According to the latest report from the United Nations' report State of Food Security and Nutrition in the World (SOFI 2025), an estimated 8.2 percent of the global population, about 673 million people, experienced hunger in 2024, marking a slight decline from previous years yet leaving millions still in urgent need. Nearly 60 percent of those affected are women and girls, who face systemic inequalities that increase their vulnerability to food insecurity. In many cultures, women eat last and least while bearing caregiving responsibilities, despite having limited access to resources and opportunities that could enhance household food security. Addressing this global crisis requires gender-responsive policies and empowering women as central agents in the fight to end hunger and malnutrition.
What Is Food Insecurity?
Food insecurity is the lack of access to sufficient, safe, and nutritious food necessary for healthy and active lives. It appears in two main forms:
Very low food security (hunger): when there is inadequate access to food.
Low food security: when available food lacks nutritional value, leading to chronic health problems.
Food Insecurity in America
In this twenty-first century, in this land of plenty and opportunity, food insecurity remains a widespread challenge that profoundly affects women and their children.
Across the United States, approximately 47 million people, including 14 million children, live in food-insecure households. Among older Americans, nearly 14 million experience food insecurity, and that number continues to rise as the population ages. Women face some of the highest rates: an estimated 18 to 20 percent experience food insecurity, and about 6 to 7 percent face the most severe form characterized by hunger.

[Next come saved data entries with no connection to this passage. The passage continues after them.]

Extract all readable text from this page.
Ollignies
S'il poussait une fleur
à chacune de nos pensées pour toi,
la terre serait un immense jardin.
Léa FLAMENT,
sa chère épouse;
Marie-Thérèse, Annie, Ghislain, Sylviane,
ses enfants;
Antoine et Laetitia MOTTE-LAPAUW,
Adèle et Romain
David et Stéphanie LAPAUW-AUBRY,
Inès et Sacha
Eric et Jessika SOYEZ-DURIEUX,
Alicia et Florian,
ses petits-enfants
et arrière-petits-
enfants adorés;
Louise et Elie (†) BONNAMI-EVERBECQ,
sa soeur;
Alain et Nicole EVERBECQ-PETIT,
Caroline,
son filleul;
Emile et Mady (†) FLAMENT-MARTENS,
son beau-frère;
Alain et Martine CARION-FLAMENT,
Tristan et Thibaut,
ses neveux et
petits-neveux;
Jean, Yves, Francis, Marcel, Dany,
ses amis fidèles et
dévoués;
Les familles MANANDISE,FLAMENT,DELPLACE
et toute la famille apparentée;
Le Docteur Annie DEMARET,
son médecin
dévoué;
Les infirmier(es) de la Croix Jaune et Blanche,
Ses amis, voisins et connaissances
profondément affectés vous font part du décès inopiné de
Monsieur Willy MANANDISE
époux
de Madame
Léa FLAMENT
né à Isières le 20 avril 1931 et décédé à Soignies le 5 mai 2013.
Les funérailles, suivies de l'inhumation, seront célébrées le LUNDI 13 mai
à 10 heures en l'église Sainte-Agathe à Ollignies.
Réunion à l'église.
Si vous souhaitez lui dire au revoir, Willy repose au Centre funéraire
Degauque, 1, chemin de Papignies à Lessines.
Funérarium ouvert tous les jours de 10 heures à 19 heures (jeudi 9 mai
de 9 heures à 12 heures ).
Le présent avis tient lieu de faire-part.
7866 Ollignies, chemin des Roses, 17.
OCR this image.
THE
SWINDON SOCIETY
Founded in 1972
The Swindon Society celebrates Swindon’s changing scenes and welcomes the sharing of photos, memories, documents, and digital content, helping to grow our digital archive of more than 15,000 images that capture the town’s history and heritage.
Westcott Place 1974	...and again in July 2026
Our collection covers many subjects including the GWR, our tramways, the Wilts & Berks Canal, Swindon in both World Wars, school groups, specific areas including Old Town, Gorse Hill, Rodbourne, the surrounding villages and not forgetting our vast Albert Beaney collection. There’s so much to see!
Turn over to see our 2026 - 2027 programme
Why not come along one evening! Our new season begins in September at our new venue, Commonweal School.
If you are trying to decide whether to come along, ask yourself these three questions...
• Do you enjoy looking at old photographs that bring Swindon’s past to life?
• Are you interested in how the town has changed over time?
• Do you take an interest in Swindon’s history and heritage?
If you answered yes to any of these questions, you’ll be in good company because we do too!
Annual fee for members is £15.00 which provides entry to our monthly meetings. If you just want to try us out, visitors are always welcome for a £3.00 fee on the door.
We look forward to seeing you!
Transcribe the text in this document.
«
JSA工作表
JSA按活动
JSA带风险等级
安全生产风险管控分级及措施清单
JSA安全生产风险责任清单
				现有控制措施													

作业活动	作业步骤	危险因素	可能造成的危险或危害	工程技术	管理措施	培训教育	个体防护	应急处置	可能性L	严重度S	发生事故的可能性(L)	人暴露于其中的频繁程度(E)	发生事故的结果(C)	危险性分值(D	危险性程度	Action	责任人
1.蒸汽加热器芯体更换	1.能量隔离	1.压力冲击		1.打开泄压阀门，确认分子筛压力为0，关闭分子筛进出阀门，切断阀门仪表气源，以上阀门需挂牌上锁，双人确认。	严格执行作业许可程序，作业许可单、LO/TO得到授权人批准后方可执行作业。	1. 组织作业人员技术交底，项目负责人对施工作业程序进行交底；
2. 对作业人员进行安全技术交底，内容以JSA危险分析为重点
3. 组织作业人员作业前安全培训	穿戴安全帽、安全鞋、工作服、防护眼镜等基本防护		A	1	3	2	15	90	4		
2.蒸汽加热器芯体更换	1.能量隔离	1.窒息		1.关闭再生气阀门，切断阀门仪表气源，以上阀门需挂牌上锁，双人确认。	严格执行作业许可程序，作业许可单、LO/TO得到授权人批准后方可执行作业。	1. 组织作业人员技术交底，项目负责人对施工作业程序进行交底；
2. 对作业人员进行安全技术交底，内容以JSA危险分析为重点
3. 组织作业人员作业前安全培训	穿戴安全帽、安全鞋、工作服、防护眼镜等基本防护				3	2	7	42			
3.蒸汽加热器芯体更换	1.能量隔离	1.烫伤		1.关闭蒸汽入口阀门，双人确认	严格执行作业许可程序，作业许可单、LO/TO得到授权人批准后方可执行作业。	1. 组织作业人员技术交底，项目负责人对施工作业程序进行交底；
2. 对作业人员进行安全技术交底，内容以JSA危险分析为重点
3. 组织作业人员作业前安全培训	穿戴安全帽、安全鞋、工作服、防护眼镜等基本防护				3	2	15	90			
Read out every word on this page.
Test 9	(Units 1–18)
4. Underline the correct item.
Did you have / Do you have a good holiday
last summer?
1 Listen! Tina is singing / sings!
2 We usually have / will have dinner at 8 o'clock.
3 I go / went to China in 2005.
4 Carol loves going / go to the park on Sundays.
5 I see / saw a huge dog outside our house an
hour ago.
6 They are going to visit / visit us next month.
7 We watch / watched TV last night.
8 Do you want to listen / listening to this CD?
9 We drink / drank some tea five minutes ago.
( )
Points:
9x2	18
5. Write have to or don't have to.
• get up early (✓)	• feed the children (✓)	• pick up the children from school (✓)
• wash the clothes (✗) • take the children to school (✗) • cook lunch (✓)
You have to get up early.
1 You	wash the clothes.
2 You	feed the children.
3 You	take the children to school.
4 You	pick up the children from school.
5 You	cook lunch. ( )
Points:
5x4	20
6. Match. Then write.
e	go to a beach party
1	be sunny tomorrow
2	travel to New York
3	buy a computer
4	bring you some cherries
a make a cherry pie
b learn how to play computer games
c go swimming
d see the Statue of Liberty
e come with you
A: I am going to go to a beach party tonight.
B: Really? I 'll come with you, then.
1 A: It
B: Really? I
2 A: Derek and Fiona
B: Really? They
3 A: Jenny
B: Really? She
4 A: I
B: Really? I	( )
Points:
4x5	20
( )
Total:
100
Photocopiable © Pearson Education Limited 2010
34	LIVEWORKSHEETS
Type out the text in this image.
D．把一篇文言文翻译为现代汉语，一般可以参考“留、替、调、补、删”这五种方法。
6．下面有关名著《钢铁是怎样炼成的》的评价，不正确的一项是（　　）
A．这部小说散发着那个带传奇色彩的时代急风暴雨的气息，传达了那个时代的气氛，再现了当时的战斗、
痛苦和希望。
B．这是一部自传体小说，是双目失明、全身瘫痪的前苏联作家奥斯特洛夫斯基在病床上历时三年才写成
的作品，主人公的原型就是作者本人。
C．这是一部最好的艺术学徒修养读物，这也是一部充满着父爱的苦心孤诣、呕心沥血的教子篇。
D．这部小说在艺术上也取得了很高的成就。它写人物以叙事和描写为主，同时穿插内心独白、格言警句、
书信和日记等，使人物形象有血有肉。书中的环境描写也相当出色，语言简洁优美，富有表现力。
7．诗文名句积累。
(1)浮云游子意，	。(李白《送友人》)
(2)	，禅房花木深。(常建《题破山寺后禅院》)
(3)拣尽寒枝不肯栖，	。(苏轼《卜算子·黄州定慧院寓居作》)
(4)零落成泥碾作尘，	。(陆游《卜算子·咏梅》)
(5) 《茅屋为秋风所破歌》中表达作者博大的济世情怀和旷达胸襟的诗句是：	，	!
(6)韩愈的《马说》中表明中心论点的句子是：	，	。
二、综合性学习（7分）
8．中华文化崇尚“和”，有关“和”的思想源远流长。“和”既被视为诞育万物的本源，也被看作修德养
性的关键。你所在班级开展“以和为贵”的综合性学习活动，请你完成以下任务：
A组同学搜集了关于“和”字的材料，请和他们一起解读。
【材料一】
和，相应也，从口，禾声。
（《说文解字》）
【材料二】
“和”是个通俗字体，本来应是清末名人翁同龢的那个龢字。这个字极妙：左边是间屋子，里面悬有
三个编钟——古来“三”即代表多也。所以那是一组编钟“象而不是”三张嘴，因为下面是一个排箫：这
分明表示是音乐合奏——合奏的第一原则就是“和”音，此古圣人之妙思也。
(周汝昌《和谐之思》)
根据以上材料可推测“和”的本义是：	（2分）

Root Causes and Contributing Factors
The fundamental cause of food insecurity is poverty, compounded by low wages, unemployment, family instability, and systemic barriers such as urban or rural food deserts where access is limited to costly, highly processed convenience items. Severe weather events driven by climate change also disproportionately affect vulnerable communities, where drought and flooding can destroy food gardens and small-scale farms that families depend on for survival.
Policy and Transparency Challenges
Food insecurity in America is deepening amid economic pressures and shifting federal policy. A particularly troubling development is the U.S. Department of Agriculture’s termination of its annual Household Food Security Report, a key national resource for nearly three decades. This report documented the scope and trends of hunger and helped guide both public and private response programs.
Its cancellation has reduced transparency and weakened our ability to monitor food insecurity. Many analysts view this as part of a broader retreat from accountability, especially as federal aid programs face severe funding cuts. At the same time, reductions to the Supplemental Nutrition Assistance Program (SNAP) through stricter work requirements and tighter eligibility rules for immigrants are compounding household hardship. The continuing government shutdown has further interrupted SNAP benefits, leaving high-poverty states unable to fill funding gaps and placing heavier demands on charities already stretched thin.
The Expanding Human Toll
Food insecurity in America now reflects a deepening societal and moral crisis. As federal institutions retreat from responsibility, the burden increasingly falls on local communities, faith groups, and nonprofits to meet the most basic human need: ensuring everyone has enough to eat. Sustained hunger and poor nutrition have lasting consequences for health, productivity, and social stability. Addressing food insecurity is not only a women’s issue but a national humanitarian imperative that calls us to realign policy and practice with the core values of compassion, equity, and shared well-being.